À ce propos, dans quel rôle le verriez-vous après sa carrière ?

« Je le vois bien partout : en tant qu’entraîneur, il a déjà de l’expérience, il a toujours eu d’excellents contacts avec les sponsors, qui l’apprécient beaucoup. Il est très doué pour véhiculer une image positive ».

Comment avez-vous vécu ensemble les journées où Elia était porte-drapeau pour Tokyo 2021 ?

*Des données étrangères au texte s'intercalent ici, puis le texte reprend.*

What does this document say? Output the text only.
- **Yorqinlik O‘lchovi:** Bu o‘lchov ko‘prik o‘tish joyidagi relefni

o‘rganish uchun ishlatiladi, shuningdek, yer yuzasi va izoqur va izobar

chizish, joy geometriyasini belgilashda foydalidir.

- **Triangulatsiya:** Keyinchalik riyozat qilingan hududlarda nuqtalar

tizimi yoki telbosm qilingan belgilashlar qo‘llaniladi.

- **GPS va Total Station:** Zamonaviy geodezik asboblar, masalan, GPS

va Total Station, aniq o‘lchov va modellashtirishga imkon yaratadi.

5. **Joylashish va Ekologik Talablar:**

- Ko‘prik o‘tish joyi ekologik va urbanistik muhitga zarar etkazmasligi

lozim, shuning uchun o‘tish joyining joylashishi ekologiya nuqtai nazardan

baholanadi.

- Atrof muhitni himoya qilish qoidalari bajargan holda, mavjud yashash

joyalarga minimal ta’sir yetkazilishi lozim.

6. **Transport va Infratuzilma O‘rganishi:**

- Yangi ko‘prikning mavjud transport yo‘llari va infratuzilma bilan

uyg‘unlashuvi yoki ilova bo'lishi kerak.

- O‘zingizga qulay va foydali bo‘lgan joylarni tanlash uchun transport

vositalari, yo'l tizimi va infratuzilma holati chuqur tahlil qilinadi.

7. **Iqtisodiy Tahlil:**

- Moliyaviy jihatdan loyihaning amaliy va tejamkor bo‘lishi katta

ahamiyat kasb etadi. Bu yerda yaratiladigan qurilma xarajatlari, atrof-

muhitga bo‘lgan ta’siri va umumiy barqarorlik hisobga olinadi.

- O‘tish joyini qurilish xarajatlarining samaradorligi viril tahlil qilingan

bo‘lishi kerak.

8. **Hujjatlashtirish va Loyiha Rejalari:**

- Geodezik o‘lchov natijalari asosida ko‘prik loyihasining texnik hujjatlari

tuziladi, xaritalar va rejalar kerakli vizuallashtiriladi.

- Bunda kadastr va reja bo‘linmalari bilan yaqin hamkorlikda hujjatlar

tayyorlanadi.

« Beaucoup de voyages, il se déplaçait beaucoup : mais Elia a tout de suite pris ses responsabilités. Dès le matin, il planifiait ses rendez-vous et ses engagements. Et cette expérience l’a rendu encore plus brillant par la suite. Pendant la période de Tokyo, il est d’abord venu avec moi, puis avec Ganna, qui devait disputer le contre-la-montre. Il s’est entraîné avec nous sur route et sur piste. Il aurait pu faire partie du quatuor, et au final, il était plus heureux que moi de voir cette médaille d’or autour du cou des autres garçons. Puis il a lui aussi remporté une médaille. Je le répète : il ne se décourageait jamais, mais participait pleinement à la vie de l’équipe. Il a toujours été un grand leader ». 

Et comment a-t-il vécu cette chute à Rio en 2016 ?

« Le Coréen a effectué un changement de direction brusque. Nous avions convenu qu’Elia déciderait s’il fallait changer de roue ou de vélo ; en somme, il savait déjà quoi faire, et il a dit au mécanicien : “Je prends le deuxième vélo”. Il est allé gagner. Ce fut également sa dernière course. »

Un dernier souvenir ?

« Lamon l’appelait le Prophète ; les membres du quatuor ont improvisé une messe, mais Elia était encore là après le dîner, il jouait à la PlayStation avec le quatuor et Scartezzini, qui était en Italie. Il est resté avec eux jusqu’à la fin de la partie, bien après minuit. Cela montre à quel point il ressentait la cohésion du groupe. C’est pourquoi je dis qu’il restera une figure de référence pendant des années. »

Sans Viviani, l’Italie sera-t-elle plus faible, comme lorsque Nibali a pris sa retraite ?

« Milan et Ganna s’appuient aussi beaucoup sur lui, ils échangent souvent sur la manière de gérer certaines situations. Et c’est pareil pour moi. Avant les Championnats du monde au Rwanda ou à la Vuelta, ils nous appelaient. Il fera toujours partie des nôtres ».